Он, казалось, не слышал ее.
— Я никогда не знал ничего подобного, такого спокойствия духа, такой живой дружбы, такого тепла! Когда я по вечерам возвращался из лаборатории, она ждала меня на пороге двери. Все вечера, за исключением этого последнего, когда я вернулся слишком поздно, чтобы в последний раз насладиться ее улыбкой! Я любил ее, понимаешь, а за исключением нескольких товарищей — это совсем иное дело! — я никогда никого не любил! Когда я сражался в парке, пытаясь остановить врага, которого вам не удалось сдержать, я сражался не за город, не за Империю, не за человечество, а за нее, только за нее, ибо она была единственным существом, для которого я что-то значил. Она нуждалась во мне, как я нуждался в ней! Но я предал ее, не смог уберечь, я убил ее! И теперь мне наплевать на все остальное, наплевать! Иди отсюда, дай мне напиться! Когда я пьян, я сплю и забываю обо всем!
— Думаешь, она бы одобрила твое поведение?
Он застыл с бутылкой в руке, словно пораженный молнией.
— Она сумела разглядеть в тебе человека за оболочкой солдата. Признаю, лучше, чем я. Лучше, чем мы все! — Анаэна сгорбилась и отвернулась.
— Да, но я ее убил!
— Ты не убивал ее, Тинкар. Мы все несем ответственность за ее смерть. И я первая. Если бы я смогла преодолеть свои глупые предрассудки, если бы отнеслась к тебе по-дружески с самого начала, никогда бы не выросла эта стена недоверия! Но…
Она заколебалась, потом продолжила:
— Но я страдала, видя тебя с этой женщиной. Вот в чем весь секрет!
— Орена? Но она никогда ничего не значила для меня! Это была соломинка, за которую ухватился утопающий, — удивленно возразил он.
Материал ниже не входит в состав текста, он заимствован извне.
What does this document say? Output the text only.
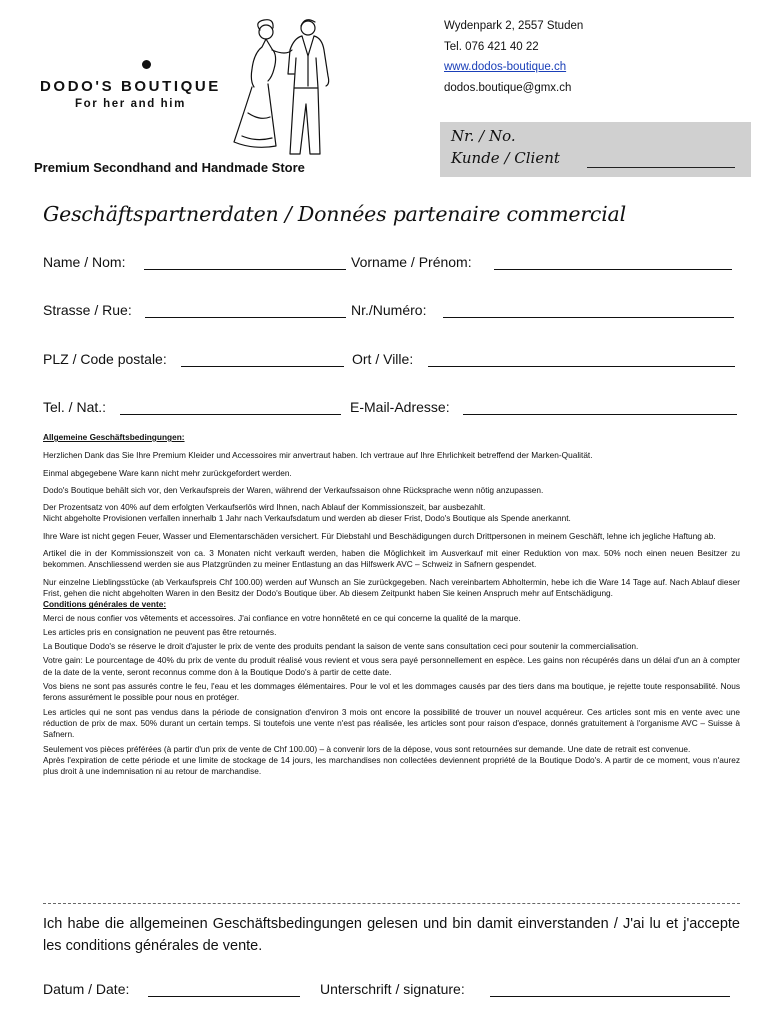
DODO'S BOUTIQUE
For her and him
Premium Secondhand and Handmade Store
Wydenpark 2, 2557 Studen
Tel. 076 421 40 22
www.dodos-boutique.ch
dodos.boutique@gmx.ch
Nr. / No.
Kunde / Client
Geschäftspartnerdaten / Données partenaire commercial
Name / Nom:	Vorname / Prénom:
Strasse / Rue:	Nr./Numéro:
PLZ / Code postale:	Ort / Ville:
Tel. / Nat.:	E-Mail-Adresse:

Allgemeine Geschäftsbedingungen:

Herzlichen Dank das Sie Ihre Premium Kleider und Accessoires mir anvertraut haben. Ich vertraue auf Ihre Ehrlichkeit betreffend der Marken-Qualität.

Einmal abgegebene Ware kann nicht mehr zurückgefordert werden.

Dodo's Boutique behält sich vor, den Verkaufspreis der Waren, während der Verkaufssaison ohne Rücksprache wenn nötig anzupassen.

Der Prozentsatz von 40% auf dem erfolgten Verkaufserlös wird Ihnen, nach Ablauf der Kommissionszeit, bar ausbezahlt.

Nicht abgeholte Provisionen verfallen innerhalb 1 Jahr nach Verkaufsdatum und werden ab dieser Frist, Dodo's Boutique als Spende anerkannt.

Ihre Ware ist nicht gegen Feuer, Wasser und Elementarschäden versichert. Für Diebstahl und Beschädigungen durch Drittpersonen in meinem Geschäft, lehne ich jegliche Haftung ab.

Artikel die in der Kommissionszeit von ca. 3 Monaten nicht verkauft werden, haben die Möglichkeit im Ausverkauf mit einer Reduktion von max. 50% noch einen neuen Besitzer zu bekommen. Anschliessend werden sie aus Platzgründen zu meiner Entlastung an das Hilfswerk AVC – Schweiz in Safnern gespendet.

Nur einzelne Lieblingsstücke (ab Verkaufspreis Chf 100.00) werden auf Wunsch an Sie zurückgegeben. Nach vereinbartem Abholtermin, hebe ich die Ware 14 Tage auf. Nach Ablauf dieser Frist, gehen die nicht abgeholten Waren in den Besitz der Dodo's Boutique über. Ab diesem Zeitpunkt haben Sie keinen Anspruch mehr auf Entschädigung.

Conditions générales de vente:

Merci de nous confier vos vêtements et accessoires. J'ai confiance en votre honnêteté en ce qui concerne la qualité de la marque.

Les articles pris en consignation ne peuvent pas être retournés.

La Boutique Dodo's se réserve le droit d'ajuster le prix de vente des produits pendant la saison de vente sans consultation ceci pour soutenir la commercialisation.

Votre gain: Le pourcentage de 40% du prix de vente du produit réalisé vous revient et vous sera payé personnellement en espèce. Les gains non récupérés dans un délai d'un an à compter de la date de la vente, seront reconnus comme don à la Boutique Dodo's à partir de cette date.

Vos biens ne sont pas assurés contre le feu, l'eau et les dommages élémentaires. Pour le vol et les dommages causés par des tiers dans ma boutique, je rejette toute responsabilité. Nous ferons assurément le possible pour nous en protéger.

Les articles qui ne sont pas vendus dans la période de consignation d'environ 3 mois ont encore la possibilité de trouver un nouvel acquéreur. Ces articles sont mis en vente avec une réduction de prix de max. 50% durant un certain temps. Si toutefois une vente n'est pas réalisée, les articles sont pour raison d'espace, donnés gratuitement à l'organisme AVC – Suisse à Safnern.

Seulement vos pièces préférées (à partir d'un prix de vente de Chf 100.00) – à convenir lors de la dépose, vous sont retournées sur demande. Une date de retrait est convenue.

Après l'expiration de cette période et une limite de stockage de 14 jours, les marchandises non collectées deviennent propriété de la Boutique Dodo's. A partir de ce moment, vous n'aurez plus droit à une indemnisation ni au retour de marchandise.

Ich habe die allgemeinen Geschäftsbedingungen gelesen und bin damit einverstanden / J'ai lu et j'accepte les conditions générales de vente.
Datum / Date:	Unterschrift / signature:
— Думаю, я полюбила тебя в тот день, когда впервые увидела, Тинкар! — вздохнула Анаэна. — Я не стану докучать тебе своей любовью, не бойся. Ты предпочел Иолию и оказался прав. Она была лучше меня, и меня всегда будут преследовать упреки совести за то, что я оскорбила ее и дала пощечину там, на этой треклятой планете. Если это хоть немного может утешить тебя, знай, ты страдаешь не один, даже если наши страдания нельзя сравнить.
Он долго не мог ответить, потом обнял девушку за плечи:
— Не знаю, смогу ли я тебя однажды полюбить, Анаэна.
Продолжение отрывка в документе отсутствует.